Eco in The Name of the Rose describes near the end the monks singing Sederunt principes in organum, probably much like this example here.
“On the first syllable, a slow and solemn chorus began, dozens and dozens of voices, whose bass sound filled the naves and floated over our heads and yet seemed to rise from the heart of the earth. Nor did it break off, because as other voices began to weave, over that deep and continuing line, a series of vocalises and melismas, it—telluric—continued to dominate and did not cease for the whole time that it took a speaker to repeat twelve ‘Ave Maria’s in a slow and cadenced voice.And as if released from every fear by the confidence that the prolonged syllable, allegory of the duration of eternity, gave to those praying, the other voices (and especially the novices’) on that rock-solid base raised cusps, columns, pinnacles of liquescent and underscored numae. [Not sure they would still be in use, but I don’t know for certain.] …Until that Neptunian roiling of a single note seemed overcome, or at least convinced and enfolded, by the rejoicing hallelujahs of those who opposed it, and all dissolved on a majestic and perfect chord and on a resupine neuma.
“Once the ‘sederunt’ had been uttered with a kind of stubborn difficulty, the ‘principes’ rose in the air with grand and seaphic calm. …Now the choir was festively chanting the ‘Adiuva me,’ whose bright a swelled happily through the church, and even the u did not seem grim as that in ‘sederunt,’ but full of holy vigor.”

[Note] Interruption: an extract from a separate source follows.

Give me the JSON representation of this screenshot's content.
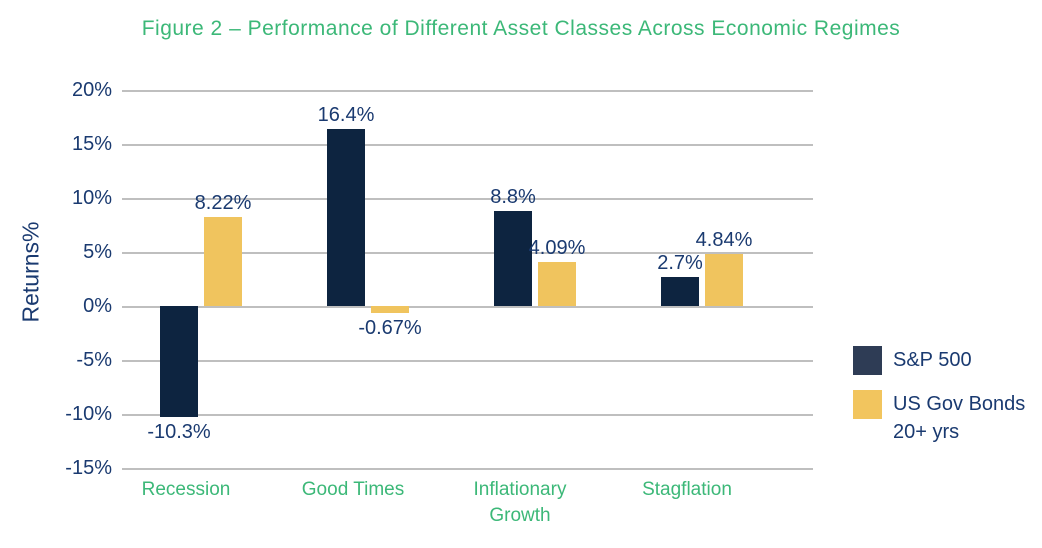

Particularly incisive on Eco’s part, I think, is how this music is so dynamically clever. The drama of the music is simply the word. How exciting the word “adiuva” can be, when elongated! The vowels themselves portray some sort of story arc. The phrase sederunt principes will go from loud (e) to soft (u) to brighter (i) back to loud (e) and, as he says, the second a will be quite the dramatic surprise in adiuva.